Yes, bad knee and all, I made it with the help of a walking stick and two Aleves.
The hike is a two hour trip if you dawdle at all, and bringing water is a better than good idea. Go early or late and you will see wildlife. We spotted a pair of common mergansers, a lone eagle, a mama duck with her young ‘uns, napping fishermen, reading fishermen, an LSU fisherman, and a few diligent, successful fishers.
We met a group of Asian tourists carrying no water – they spoke California English and told me that water was everywhere – why bother to carry it? “Giardia” is one of the best reasons, but no one on vacation wants a lecture on intestinal parasites; maybe they’ll be lucky, and if not, giardiasis is far less dangerous than dehydration.
We met a native American fisherman who was closing in on his limit: four trout. His wife kept up with their two dogs, one of whom was trained to respond to her version of a crow’s call – “caw, caw!”. She called him in crow (or was it Crow?), and the big dog came running.

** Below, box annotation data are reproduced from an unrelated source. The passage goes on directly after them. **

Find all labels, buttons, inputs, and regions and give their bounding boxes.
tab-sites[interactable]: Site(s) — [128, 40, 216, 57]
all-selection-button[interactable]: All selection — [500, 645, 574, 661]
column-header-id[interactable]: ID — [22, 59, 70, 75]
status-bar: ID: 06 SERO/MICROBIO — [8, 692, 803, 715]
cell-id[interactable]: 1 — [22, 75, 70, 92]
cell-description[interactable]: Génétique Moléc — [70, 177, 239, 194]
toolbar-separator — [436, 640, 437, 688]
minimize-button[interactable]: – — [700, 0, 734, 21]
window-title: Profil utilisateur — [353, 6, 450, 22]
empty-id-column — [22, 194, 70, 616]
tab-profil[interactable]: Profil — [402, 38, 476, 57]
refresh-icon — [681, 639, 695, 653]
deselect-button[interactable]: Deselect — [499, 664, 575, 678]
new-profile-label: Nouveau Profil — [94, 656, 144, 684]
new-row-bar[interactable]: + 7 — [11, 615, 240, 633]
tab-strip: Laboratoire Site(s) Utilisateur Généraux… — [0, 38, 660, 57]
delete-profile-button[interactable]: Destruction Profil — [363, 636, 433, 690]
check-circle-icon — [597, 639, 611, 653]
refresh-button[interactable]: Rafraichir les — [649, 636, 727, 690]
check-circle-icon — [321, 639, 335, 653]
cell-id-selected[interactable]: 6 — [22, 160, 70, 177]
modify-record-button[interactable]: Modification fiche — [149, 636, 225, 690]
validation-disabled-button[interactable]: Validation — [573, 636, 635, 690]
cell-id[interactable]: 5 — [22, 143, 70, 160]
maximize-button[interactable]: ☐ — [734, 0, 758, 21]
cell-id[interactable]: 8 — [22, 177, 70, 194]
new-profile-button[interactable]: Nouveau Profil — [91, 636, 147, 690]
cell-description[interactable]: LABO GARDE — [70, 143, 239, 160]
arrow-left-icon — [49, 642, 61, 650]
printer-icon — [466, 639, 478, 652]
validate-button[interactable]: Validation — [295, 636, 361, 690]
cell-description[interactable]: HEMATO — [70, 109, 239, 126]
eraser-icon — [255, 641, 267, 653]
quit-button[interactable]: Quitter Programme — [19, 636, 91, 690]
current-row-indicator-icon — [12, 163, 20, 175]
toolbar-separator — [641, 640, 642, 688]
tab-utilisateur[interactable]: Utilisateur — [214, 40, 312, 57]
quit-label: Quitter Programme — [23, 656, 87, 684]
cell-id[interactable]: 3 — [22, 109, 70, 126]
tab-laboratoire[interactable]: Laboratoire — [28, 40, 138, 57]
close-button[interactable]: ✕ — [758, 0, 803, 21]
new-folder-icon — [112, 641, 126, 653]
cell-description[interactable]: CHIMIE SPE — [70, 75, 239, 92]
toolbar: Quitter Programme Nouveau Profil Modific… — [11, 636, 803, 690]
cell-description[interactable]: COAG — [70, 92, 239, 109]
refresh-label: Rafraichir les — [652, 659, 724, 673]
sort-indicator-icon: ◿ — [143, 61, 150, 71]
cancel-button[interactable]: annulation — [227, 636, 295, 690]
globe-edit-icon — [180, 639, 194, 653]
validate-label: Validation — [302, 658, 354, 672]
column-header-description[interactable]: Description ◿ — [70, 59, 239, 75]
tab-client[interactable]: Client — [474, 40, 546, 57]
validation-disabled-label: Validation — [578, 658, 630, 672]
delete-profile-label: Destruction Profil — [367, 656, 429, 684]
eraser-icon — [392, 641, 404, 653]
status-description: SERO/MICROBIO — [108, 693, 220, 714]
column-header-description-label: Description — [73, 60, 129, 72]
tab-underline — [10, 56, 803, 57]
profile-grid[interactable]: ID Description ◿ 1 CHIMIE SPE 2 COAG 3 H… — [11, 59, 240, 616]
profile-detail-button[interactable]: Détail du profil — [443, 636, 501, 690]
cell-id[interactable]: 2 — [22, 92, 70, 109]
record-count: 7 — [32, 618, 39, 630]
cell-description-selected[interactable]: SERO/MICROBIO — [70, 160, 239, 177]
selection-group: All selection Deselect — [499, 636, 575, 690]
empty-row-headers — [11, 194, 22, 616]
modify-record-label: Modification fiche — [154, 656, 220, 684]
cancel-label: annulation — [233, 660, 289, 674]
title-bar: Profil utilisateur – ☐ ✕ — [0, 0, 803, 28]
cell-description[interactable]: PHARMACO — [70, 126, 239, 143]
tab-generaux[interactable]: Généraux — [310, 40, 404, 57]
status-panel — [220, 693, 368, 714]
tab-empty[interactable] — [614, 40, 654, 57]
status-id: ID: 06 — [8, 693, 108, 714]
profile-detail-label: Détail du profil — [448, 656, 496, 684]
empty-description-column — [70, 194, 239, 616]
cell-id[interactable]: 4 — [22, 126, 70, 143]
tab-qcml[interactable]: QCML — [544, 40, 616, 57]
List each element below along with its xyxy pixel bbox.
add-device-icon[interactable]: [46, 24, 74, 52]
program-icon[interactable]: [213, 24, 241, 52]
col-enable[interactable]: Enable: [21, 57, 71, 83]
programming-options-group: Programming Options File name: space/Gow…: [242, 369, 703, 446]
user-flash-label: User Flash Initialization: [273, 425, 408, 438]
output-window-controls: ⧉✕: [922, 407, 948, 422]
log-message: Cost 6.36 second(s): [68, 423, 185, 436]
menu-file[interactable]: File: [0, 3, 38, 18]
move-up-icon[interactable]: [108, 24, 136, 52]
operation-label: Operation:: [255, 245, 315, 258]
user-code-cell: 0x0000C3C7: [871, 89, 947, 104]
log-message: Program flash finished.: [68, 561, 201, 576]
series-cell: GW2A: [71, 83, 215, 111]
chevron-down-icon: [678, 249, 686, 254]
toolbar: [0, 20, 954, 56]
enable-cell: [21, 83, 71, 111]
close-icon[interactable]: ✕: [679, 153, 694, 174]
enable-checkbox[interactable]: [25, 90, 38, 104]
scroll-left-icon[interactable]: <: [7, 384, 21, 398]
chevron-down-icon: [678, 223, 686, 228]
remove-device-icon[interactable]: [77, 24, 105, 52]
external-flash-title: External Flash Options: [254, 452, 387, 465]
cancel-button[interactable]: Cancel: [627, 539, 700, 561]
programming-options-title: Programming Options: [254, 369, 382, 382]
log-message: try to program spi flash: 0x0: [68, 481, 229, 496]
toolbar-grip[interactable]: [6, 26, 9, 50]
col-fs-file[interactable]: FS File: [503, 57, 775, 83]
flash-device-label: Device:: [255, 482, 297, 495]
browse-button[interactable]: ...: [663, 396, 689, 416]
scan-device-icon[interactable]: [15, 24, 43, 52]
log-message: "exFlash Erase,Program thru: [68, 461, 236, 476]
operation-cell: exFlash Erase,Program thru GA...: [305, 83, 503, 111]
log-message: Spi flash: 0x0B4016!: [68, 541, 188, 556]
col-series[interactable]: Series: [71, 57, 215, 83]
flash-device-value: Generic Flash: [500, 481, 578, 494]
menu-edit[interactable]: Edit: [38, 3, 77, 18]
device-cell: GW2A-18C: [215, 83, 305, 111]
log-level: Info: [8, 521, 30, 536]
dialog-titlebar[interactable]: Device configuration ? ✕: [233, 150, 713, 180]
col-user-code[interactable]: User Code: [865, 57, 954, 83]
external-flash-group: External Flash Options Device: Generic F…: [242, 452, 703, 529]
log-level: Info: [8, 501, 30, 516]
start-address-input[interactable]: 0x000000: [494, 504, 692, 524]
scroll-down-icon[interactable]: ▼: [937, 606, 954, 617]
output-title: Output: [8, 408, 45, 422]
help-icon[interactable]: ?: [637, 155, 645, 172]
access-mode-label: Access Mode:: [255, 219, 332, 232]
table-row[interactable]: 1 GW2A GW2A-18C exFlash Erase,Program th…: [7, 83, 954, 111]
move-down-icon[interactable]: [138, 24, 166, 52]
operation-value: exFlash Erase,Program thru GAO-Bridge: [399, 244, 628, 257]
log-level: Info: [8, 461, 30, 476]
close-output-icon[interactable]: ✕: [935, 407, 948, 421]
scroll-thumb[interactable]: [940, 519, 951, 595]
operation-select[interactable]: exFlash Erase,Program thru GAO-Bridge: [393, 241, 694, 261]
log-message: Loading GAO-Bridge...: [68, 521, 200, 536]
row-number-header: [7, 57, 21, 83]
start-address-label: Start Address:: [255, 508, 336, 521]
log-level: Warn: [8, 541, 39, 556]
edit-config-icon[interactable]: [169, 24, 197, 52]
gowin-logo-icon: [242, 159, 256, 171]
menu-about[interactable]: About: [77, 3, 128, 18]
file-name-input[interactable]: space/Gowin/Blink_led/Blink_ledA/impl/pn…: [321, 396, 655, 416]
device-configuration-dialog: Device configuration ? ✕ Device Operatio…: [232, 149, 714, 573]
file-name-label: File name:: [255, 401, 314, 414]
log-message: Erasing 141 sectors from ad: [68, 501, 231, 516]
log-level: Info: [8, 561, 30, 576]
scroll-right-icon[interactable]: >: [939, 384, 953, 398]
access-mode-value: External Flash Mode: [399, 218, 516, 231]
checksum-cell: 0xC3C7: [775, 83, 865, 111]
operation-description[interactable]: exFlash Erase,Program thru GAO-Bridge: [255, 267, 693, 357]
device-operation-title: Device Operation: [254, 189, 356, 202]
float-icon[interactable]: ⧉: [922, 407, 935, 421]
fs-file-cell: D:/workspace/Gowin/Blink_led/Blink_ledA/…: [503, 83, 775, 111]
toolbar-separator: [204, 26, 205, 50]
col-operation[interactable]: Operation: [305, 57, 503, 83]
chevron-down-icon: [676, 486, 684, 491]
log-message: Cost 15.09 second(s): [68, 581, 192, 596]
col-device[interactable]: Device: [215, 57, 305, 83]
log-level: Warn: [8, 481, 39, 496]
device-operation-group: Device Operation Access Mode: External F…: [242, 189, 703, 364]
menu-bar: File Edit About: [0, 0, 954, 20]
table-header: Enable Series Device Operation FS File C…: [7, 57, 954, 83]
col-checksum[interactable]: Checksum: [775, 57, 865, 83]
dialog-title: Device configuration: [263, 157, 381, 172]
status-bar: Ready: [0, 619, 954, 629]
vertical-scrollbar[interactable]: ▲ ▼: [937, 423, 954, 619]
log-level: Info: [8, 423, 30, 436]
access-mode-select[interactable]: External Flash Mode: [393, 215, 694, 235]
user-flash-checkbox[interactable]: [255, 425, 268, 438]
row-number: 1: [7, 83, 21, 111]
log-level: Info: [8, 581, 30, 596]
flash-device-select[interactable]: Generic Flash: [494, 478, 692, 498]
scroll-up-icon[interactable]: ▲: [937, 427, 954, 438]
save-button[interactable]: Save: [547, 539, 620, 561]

Wildflowers are everywhere and you see some in the rain forest that you won’t find anywhere else. Kat caught a few on camera, but what we couldn’t catch for you is the sound of water hurrying down into the lake, and that wonderful smell of a damp conifer forest at 9,300 feet.
But for the winters, we could very happily live in Colorado. As they say in Dallas, Houston, and Lubbock: “It’s the Texas Riviera”.